A intervenção social da Fundação acontece através de projectos [ver texto anexo], fora de portas, num trabalho de proximidade que segue a tradição dos Irmãos de S. João de Deus.
“O mecanismo de intervenção da Fundação é forçosamente o de ir ao encontro das necessidades das pessoas e não do acolhimento”, esclarece o presidente, destacando um elemento primordial neste trabalho: “Quando vamos a casa dos benfeitores agradecer, para além de entregarmos a carta de agradecimento, perguntamos-lhe ainda se conhece alguma situação ou alguém que precise da nossa ajuda. É o próprio benfeitor que participa na sinalização das situações que necessitam de intervenção. Mas também nos apercebemos que muitos destes benfeitores vivem sós e também eles necessitam do nosso apoio e é aí que actuamos”.
Hoje, a Fundação conta com cerca de 5.000 benfeitores, especialmente nos grandes centros urbanos, mas também onde os Irmãos têm os hospitais, como Barcelos, Braga, Viana e toda a região do Minho, também em Montemor-o-Novo, Évora, Beja e até Portalegre e Santarém, nas Ilhas e Lisboa.
Marco também importante na história da Fundação, segundo o seu líder, foi o projecto ligado às minas terrestres em Angola, iniciado em 2007, mas apenas devidamente efectivado em 2011. “Temos um hospital ortopédico em Montemor-o-Novo que recebia vítimas das minas, as tratava e depois fazia a reabilitação e o reenvio destas pessoas para o seu país natal. A concretização deste projecto foi uma inovação naquilo que foi sempre o mecanismo dos Irmãos de S. João de Deus, que esteve sempre mais ligado à área da saúde mental”, assinala Rui Ferreira Amaral, lembrando que seis dos oito hospitais dos Irmãos de S. João de Deus dedicam-se à saúde mental – Sintra, Funchal, Angra do Heroísmo, Ponta Delgada, Areias de Vilar e Barcelos –, há depois o hospital ortopédico em Montemor-o-Novo e uma clínica de reabilitação física em Lisboa.

PROJECTOS

Ferro de Soldar – Através deste projecto realizam-se reparações domésticas em casa de idosos e de pessoas com deficiência, em situação de vulnerabilidade social. São estabelecidas parcerias funcionais com as autarquias, bombeiros, órgãos de polícia e com associações locais para identificação de domicílios de pessoas em situação de carência, isolamento ou deficiência, que necessitem de pequenas reparações de baixo custo. O projecto é apoiado pela Missão Sorriso e arrancou em 2012.

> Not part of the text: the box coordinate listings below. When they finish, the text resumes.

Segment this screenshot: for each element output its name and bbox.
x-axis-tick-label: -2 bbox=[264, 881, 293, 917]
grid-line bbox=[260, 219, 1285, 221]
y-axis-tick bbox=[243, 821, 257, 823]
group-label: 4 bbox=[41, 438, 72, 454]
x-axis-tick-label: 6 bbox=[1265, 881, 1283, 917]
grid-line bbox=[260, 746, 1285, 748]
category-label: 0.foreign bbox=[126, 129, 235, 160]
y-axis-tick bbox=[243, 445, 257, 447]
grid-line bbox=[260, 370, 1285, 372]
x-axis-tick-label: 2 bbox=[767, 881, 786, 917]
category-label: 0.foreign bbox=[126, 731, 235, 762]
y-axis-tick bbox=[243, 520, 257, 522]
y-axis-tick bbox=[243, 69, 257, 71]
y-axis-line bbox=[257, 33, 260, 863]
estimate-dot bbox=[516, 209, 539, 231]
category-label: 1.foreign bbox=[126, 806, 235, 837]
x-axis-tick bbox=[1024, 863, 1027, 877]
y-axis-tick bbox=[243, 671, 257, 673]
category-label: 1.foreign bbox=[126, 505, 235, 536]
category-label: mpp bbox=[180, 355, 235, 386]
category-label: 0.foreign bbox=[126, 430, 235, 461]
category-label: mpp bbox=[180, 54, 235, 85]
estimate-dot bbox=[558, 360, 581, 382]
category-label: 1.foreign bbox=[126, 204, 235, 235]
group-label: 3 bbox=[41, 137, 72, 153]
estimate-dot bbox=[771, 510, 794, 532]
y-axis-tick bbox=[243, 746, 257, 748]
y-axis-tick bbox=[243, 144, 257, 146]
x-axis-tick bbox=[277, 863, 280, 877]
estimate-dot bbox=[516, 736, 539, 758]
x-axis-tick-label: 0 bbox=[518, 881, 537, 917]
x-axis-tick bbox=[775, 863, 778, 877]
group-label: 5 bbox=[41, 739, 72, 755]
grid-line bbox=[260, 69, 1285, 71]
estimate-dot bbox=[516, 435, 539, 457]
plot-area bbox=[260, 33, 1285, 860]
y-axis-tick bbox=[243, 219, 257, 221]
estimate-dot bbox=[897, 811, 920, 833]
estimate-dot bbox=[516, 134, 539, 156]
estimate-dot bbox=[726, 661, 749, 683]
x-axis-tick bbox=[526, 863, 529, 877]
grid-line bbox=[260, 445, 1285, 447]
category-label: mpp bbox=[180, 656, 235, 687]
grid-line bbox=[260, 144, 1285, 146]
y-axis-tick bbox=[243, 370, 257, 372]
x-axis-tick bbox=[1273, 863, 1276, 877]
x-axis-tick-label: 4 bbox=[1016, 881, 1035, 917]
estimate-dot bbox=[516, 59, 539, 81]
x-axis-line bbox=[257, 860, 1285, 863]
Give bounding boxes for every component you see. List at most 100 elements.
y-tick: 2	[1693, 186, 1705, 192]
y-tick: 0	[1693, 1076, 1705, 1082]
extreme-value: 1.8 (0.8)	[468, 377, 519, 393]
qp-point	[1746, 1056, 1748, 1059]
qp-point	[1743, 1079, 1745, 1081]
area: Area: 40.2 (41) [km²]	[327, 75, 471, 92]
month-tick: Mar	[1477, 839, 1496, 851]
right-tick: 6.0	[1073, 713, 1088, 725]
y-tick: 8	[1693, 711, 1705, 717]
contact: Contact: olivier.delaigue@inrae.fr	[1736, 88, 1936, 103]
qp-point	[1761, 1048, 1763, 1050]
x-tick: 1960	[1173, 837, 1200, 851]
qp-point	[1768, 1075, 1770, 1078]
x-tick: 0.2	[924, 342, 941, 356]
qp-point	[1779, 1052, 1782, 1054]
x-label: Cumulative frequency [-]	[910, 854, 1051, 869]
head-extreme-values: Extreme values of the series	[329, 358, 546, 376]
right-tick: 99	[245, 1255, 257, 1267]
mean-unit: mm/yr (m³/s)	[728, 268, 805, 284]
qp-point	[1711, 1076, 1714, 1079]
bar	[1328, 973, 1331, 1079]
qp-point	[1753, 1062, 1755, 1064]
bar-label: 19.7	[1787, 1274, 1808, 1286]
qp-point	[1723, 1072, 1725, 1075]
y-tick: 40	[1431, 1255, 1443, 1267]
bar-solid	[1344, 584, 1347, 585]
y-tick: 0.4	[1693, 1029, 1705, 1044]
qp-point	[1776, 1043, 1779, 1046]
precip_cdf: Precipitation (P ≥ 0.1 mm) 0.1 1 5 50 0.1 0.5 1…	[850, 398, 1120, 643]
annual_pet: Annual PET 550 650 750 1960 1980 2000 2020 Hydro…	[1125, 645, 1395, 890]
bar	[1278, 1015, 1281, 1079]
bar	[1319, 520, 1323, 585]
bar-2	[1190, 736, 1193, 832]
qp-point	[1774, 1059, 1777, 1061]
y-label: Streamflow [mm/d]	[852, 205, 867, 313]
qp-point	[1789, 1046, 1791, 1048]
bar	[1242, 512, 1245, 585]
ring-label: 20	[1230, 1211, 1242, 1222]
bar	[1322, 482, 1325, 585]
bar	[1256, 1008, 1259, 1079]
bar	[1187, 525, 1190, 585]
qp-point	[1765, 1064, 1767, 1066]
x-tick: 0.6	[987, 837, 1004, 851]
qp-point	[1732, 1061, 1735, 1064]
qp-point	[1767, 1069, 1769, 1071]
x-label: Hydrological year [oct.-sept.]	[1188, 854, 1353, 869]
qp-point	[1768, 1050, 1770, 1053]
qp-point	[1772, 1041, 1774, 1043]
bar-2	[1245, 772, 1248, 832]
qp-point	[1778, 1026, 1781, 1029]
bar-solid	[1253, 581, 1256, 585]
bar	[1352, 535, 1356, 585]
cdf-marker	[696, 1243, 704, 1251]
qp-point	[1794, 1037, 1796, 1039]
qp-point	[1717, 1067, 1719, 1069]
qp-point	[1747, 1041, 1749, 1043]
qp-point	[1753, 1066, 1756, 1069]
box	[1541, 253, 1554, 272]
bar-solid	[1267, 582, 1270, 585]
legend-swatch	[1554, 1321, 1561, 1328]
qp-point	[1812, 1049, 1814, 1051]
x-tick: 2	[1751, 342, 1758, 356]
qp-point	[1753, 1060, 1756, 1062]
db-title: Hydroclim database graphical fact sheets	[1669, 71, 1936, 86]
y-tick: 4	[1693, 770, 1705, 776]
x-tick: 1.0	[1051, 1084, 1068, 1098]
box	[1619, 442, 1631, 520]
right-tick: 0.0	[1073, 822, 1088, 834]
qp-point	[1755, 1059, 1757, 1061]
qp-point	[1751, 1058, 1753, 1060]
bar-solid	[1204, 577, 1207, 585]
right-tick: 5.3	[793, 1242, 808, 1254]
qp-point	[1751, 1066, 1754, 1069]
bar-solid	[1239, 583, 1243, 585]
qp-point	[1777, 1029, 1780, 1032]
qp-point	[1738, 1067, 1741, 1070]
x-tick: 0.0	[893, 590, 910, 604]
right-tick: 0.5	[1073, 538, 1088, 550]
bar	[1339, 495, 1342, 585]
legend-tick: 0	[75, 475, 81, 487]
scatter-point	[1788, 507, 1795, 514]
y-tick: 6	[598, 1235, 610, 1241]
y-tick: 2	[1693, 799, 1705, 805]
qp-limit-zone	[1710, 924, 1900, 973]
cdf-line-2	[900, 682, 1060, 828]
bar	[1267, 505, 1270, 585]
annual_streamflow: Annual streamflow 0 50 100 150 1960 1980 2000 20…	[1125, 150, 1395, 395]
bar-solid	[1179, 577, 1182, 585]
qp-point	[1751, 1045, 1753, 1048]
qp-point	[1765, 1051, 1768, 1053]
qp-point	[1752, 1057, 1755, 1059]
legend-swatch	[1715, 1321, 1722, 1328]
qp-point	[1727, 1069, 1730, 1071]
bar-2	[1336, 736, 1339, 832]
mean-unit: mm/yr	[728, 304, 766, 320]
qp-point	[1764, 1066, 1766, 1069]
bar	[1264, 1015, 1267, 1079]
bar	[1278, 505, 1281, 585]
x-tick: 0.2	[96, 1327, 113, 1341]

Armazém Social – Pretende ser uma ferramenta de «background» para o «Ferro de Soldar», contando com o apoio de empresas distribuidoras ou produtoras de materiais utilizados naquele projecto. O Armazém Social recolhe e armazena os materiais sem qualquer custo para o beneficiário.

Pano d’Limpar – Tem um sistema de funcionamento semelhante ao projecto «Ferro de Soldar», embora assente na limpeza dos espaços habitacionais para promover a recuperação da habitabilidade. A intervenção é feita com o contributo de voluntários específicos para este projecto.

Academia da Memória – É um projecto com o objectivo de realizar sessões de estimulação cognitiva, individuais ou em grupo, para todas as idades.

Programa «Somos Por Si» – Com início em 2013, este programa intervém junto de pessoas idosas, sem rede familiar de apoio e que se encontram em situação de isolamento social. Apoia nas tarefas diárias e/ou estimula a participação em atividades sociais. As visitas e as atividades são dinamizadas por pessoas com doença mental acompanhadas por colaboradores, parceiros e voluntários, numa perspetiva de “cidadãos apoiam cidadãos”. O «Somos por Si, Somos por Portugal» surge da consolidação do programa «Somos por Si», partilhando assim dos mesmos objectivos, mas com o compromisso de apoiar os familiares de emigrantes portugueses.

«Sementes a Crescer - E5G» – Apoiado pelo Programa Escolhas 5.ª Geração, este é um projecto em que a Fundação é a gestora, tendo a sua área de intervenção na freguesia do Beato, em Lisboa. O projecto promove a inclusão social e uma cidadania activa e participativa, com o objectivo de levar à erradicação das problemáticas ligadas à educação e à desocupação da população territorial.